We also found nine unreported loci associated with PrCa and hundreds of statistically finemapped variants as potentially causal variants. In combination of AR-binding sites of normal prostate tissues, these variants would help us pinpoint causal genes and gain mechanistic insights into potentially causal variants and genes. The risk allele of rs8052683, located at the intronic region of ZFHX3 which has a tumor suppressive role in PrCa30, was found to be the same association direction across ancestries and showed associations with reduced expression in the prostate. rs4704108 is eQTL in prostate tissue for ENC1, one of the p53-induced genes44,45. rs11087515 was located at an intronic region of GINS1 expressing in high-grade prostate cancer37 with potential roles for PrCa susceptibility43,46,47.

Fine-mapping analyses identified several causal genes. SUN2 is an inner nuclear membrane protein that plays a major role in nuclear-cytoplasmic connection by the formation of a ‘bridge’ across the nuclear envelope48. SUN2 also interacts with lamins, functioning as a nuclear skeleton in the neoplasm. Dysregulation of SUN2, as a characteristic nuclear envelope protein, is associated with many human diseases, including cancers49. Notably, Yajun et al. reported loss of SUN2 promoted the progression of prostate cancer by regulating fatty acid oxidation50.

PYGB encodes glycogen phosphorylase which metabolizes glycogen and is reported as an upregulated gene in prostate cancer tissues. PYGB silencing suppressed the growth and promoted the apoptosis of prostate cancer cells by affecting the NF-κB/Nrf2 signaling pathway51. IRX4, a member of the Iroquois family of homeobox transcription factors predominantly expressed in the ventricle of the heart, could function as a tumor suppressor in the prostate via the vitamin D receptor pathway52, which enhances antitumor immunity by inhibiting Wnt/β-catenin signaling53.

Wu et al. confirmed that PAX5-induced upregulation of FOXP4-AS1 and FOXP4 contributed to tumorigenesis of PrCa54.

Our study has several limitations. First, we did not include rare variants (MAF < 0.005) in our analyses. Such variants may play a crucial role in PrCa incidence. Further studies using whole-genome sequencing data are needed to elucidate the causality of rare variants and structural variants. Second, the majority of patients in our study were Europeans, resulting in a bias towards Europeans. As we showed, multi-ancestry meta-analyses contributed to narrowing down statistically finemapped variants. More non-Europeans are needed to further identify the true causal functional variants, which may lead to the elucidation of additional genetic factors. Third, due to limited number of follow-up data of PrCa subjects, we could not fully address AR-informed PRS and future death due to PrCa in PrCa subjects. Lastly, prediction of AR-informed PRS on mortality due to PrCa in cancer-free subjects and cancer cases should be addressed in European populations to show its generalizability, especially in a cohort specific to PrCa.

In summary, our large-scale multi-ancestry meta-analysis of GWASs provides further insights into the genetic architecture of PrCa susceptibility, and the unreported genetic loci identified may lead to the development of drug discovery and intervention for patients with PrCa. We demonstrated the potential utility of the PRS using candidate causal variants in AR-binding sites to predict the future mortality risk of PrCa.

Methods

This research complies with all relevant ethical regulations and approved by The Ethics Review Committee in RIKEN under approval ID of 2021-19 and 17-17-16.

Subjects

All cases and controls in the BBJ GWAS were collected in the BioBank Japan (https://biobankjp.org/english/index.html), which is a biobank that collaboratively collects DNA and serum samples from 12 medical institutions in Japan and recruited approximately 200,000 patients with a diagnosis of at least one of 47 diseases (including 13 cancers)55. We selected 8645 pathologically proven PrCa patients and 89,536 male subjects without PrCa as control from BBJ. We used all available samples we have and no statistical method was used to predetermine sample size.
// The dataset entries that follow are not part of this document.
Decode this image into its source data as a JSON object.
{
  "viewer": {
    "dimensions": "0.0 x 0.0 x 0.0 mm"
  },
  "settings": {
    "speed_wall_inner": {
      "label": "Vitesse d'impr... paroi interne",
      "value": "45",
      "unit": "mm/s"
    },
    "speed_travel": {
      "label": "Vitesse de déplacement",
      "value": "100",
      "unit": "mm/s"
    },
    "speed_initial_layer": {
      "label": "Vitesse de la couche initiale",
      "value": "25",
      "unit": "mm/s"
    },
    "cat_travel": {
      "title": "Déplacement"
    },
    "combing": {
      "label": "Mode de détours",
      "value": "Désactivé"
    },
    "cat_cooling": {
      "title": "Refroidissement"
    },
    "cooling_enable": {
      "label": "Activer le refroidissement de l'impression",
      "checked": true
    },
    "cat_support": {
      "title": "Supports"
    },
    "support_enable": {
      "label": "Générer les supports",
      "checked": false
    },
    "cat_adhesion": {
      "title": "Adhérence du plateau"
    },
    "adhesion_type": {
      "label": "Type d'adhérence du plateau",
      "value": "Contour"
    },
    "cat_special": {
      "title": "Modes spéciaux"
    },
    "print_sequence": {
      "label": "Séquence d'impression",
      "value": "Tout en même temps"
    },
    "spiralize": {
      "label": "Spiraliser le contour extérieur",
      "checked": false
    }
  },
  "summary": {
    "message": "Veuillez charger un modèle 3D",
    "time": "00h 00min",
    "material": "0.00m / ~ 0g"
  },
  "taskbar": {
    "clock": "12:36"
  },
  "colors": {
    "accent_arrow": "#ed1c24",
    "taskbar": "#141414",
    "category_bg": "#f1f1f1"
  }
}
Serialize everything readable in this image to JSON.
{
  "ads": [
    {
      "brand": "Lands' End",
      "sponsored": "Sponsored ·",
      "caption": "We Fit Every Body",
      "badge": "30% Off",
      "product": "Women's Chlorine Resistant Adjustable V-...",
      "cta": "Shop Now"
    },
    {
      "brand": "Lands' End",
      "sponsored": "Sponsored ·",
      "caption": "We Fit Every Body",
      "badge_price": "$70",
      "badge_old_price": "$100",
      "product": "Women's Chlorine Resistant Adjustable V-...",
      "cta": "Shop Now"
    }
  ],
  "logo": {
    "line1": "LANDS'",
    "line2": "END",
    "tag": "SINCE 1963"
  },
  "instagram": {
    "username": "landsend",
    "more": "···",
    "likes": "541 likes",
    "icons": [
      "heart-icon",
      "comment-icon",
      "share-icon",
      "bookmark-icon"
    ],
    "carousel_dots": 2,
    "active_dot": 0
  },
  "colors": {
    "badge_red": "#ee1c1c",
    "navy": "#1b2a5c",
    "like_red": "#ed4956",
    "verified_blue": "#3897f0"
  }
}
Since the target disease is prostate cancer, only male subjects were recruited and analyzed. We obtained informed consent from all participants by following the protocols approved by committees of the RIKEN Center for Integrative Medical Sciences and Institute of Medical Sciences at The University of Tokyo. We complied with all relevant ethical regulations56.

Genotyping and quality control

We genotyped samples with the Illumina HumanOmniExpressExome BeadChip or a combination of the Illumina HumanOmniExpress and HumanExome BeadChips.

For quality control of samples, we excluded those with: (1) a sample call rate of <0.98; and (2) outliers from East Asian clusters identified by a principal component analysis using genotyped samples. For quality control of genotypes, we excluded variants meeting any of the following criteria: (1) call rate <99%; (2) P value for Hardy–Weinberg equilibrium (HWE) < 1.0 × 10−6. We also excluded SNP with a large allele frequency difference between the reference panel and the samples (>0.06).

Imputation

We utilized the 1000 Genomes Project Phase 3 (1KGP3; May 2013, n = 2504) and an in-house Japanese whole-genome sequence dataset obtained from 3,256 BBJ subjects (JEWEL 3 K) for imputation. We imputed genotype dosages with minimac457. After imputation, we excluded variants with an imputation quality of Rsq <0.3 and MAF < 0.005.

GWAS and meta-analysis

We conducted a GWAS of BBJ samples by applying a generalized linear mixed model using SAIGE (version 0.35.8.3)58, which consisted of two steps. In Step 1, we fit a null logistic mixed model using genotype data, and the top 10 principal components (PCs) were incorporated as covariates. In Step 2, the single-variant association tests were performed by using the imputed variant dosages. We divided the datasets into two depending on the registration period and conducted the association studies separately to see the robustness of the observed association. We further performed a fixed-effects meta-analysis for these two datasets using METAL (two-tailed)59.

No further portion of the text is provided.